When he knows what’s left in the tender and the boxes, Ryder says, he can make critical management decisions on where to place that seed.
2. Save time
The problem with not knowing how much seed is left is that inaccuracy wastes time. And, according to Ryder, time is particularly precious at planting.
“In spring of the year, a few hours can make the difference between getting the crop in before it starts raining or sitting there for two weeks,” Ryder says.
“During planting, time is very valuable. I don’t have time to be off by 50 pounds of seed. I don’t want to be out at midnight with an ice cream bucket scooping seed out of one side to the other,” he says. “When you’re out in the field and your planter is not moving for 10 minutes, that’s lost productivity.”
“I want to be extremely accurate so that when I am done, my planter is almost perfectly empty, and I can change hybrids and I can get planting again,” says Ryder.
3. Avoid overseeding and underseeding
Aside from the time savings, Ryder points out, the most obvious reason to use a seed tender scale is for planting accuracy.
Overseeding means overspending on seed. And understanding means lost yield potential.
“If you are metering out product onto a field and you’re putting out one or two pounds too much over a thousand acres, you are going to pay for that scale right away,” he says.
Service for scales
Ryder works with Scale-Tec out of Anamosa, Iowa, for scales on seed tenders, grain carts, head gates and application metering.
“We have been working with Scale-Tec for probably 20 years now, and their service is phenomenal. I have been there on Saturday mornings, I have called their service techs in the evening, and they have been able to walk me through or
talk me through almost anything. And any time we are down, they get us up and running,” he says.

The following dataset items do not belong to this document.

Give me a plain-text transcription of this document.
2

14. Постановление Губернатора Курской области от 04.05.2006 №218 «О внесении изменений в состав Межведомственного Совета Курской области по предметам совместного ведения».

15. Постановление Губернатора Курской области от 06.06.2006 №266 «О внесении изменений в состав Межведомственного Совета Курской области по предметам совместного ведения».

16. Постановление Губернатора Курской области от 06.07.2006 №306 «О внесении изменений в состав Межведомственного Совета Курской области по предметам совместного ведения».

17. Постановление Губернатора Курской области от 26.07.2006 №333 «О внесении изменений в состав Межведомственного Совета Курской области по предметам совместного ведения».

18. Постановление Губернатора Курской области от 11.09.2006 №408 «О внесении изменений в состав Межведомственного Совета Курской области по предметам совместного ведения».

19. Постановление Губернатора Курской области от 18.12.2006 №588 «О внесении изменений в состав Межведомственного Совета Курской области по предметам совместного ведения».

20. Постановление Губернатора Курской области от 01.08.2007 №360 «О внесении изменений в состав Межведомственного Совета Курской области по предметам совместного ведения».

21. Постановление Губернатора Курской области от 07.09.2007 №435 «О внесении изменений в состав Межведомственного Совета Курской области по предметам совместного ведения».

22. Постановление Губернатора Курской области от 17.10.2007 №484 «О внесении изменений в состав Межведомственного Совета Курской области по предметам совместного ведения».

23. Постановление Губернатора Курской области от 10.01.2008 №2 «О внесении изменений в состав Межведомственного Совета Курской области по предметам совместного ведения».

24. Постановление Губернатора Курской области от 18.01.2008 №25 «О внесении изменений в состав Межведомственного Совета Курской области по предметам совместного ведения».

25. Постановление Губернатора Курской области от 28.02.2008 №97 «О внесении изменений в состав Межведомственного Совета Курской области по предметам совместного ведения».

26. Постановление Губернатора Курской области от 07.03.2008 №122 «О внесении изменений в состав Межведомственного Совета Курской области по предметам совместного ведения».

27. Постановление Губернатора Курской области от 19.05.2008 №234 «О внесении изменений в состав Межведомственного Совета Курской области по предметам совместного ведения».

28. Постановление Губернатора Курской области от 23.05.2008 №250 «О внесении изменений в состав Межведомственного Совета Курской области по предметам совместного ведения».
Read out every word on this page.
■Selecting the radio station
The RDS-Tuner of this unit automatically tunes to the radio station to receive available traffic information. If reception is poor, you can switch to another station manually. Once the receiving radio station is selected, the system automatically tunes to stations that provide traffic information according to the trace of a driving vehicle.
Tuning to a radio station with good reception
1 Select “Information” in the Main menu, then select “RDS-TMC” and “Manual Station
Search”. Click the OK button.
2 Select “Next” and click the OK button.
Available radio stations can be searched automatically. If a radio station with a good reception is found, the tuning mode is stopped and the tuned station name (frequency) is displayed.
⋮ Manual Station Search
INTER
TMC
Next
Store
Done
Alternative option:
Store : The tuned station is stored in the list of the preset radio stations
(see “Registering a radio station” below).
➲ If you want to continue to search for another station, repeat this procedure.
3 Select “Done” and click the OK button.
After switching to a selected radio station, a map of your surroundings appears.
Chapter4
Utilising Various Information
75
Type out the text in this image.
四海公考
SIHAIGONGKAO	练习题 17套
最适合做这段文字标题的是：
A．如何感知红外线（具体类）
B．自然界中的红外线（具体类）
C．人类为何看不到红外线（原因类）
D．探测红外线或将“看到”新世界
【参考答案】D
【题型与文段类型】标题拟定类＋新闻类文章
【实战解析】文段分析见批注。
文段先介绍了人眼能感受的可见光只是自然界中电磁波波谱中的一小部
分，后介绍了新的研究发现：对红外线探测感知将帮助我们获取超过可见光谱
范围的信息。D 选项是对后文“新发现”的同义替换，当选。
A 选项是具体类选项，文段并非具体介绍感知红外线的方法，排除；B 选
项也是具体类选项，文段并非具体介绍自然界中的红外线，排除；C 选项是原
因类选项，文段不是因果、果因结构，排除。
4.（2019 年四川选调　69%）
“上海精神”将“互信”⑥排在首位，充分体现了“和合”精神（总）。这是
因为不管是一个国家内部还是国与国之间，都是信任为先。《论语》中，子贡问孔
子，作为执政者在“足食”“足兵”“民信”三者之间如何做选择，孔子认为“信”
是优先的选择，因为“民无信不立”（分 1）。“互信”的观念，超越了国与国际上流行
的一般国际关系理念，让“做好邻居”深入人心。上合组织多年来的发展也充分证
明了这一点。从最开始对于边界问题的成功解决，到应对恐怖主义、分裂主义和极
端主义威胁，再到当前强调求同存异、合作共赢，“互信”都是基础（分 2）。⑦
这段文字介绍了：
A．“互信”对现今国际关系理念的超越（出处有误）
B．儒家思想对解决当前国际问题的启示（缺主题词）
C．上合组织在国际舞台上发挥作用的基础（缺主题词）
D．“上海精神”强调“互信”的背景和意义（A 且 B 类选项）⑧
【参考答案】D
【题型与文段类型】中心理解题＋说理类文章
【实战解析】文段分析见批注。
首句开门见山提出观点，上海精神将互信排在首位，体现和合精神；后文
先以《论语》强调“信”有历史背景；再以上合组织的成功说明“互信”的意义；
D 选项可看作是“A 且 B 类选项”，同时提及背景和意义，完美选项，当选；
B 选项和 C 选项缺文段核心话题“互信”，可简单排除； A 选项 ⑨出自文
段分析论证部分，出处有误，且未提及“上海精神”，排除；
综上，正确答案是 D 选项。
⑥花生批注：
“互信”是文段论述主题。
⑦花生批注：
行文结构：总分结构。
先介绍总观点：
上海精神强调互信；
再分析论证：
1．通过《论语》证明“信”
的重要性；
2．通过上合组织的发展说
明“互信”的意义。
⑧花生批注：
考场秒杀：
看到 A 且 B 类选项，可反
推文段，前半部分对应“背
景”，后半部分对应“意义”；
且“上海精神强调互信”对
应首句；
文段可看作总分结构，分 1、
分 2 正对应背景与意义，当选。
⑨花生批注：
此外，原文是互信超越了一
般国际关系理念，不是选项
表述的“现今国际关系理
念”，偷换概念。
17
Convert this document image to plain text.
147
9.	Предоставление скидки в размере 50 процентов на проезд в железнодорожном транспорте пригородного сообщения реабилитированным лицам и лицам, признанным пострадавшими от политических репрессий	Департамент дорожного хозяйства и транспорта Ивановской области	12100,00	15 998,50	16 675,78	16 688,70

Ryder also feels comfortable sending his own customers straight to Scale-Tec if they need assistance.
“With Scale-Tec’s service and the people they have, I know they are going to take care of my customer the way I would want them to be handled in my shop,” he says.
“They are going to treat them with respect, and they are going to get them up and going fast – because at heart the people at Scale-Tec are farmers.”
Because they’re farmers, explains Ryder, Scale-Tec knows what’s important.
“They understand timeliness. They understand we need to get things up and running fast.”
Because of the economy, says Ryder, accuracy is key this year.
“Accuracy is incredibly important when we are in a marketing time like we are in right now. Pennies matter. And the only way to get pennies is to be accurate on product going on to a field and product coming off the field.”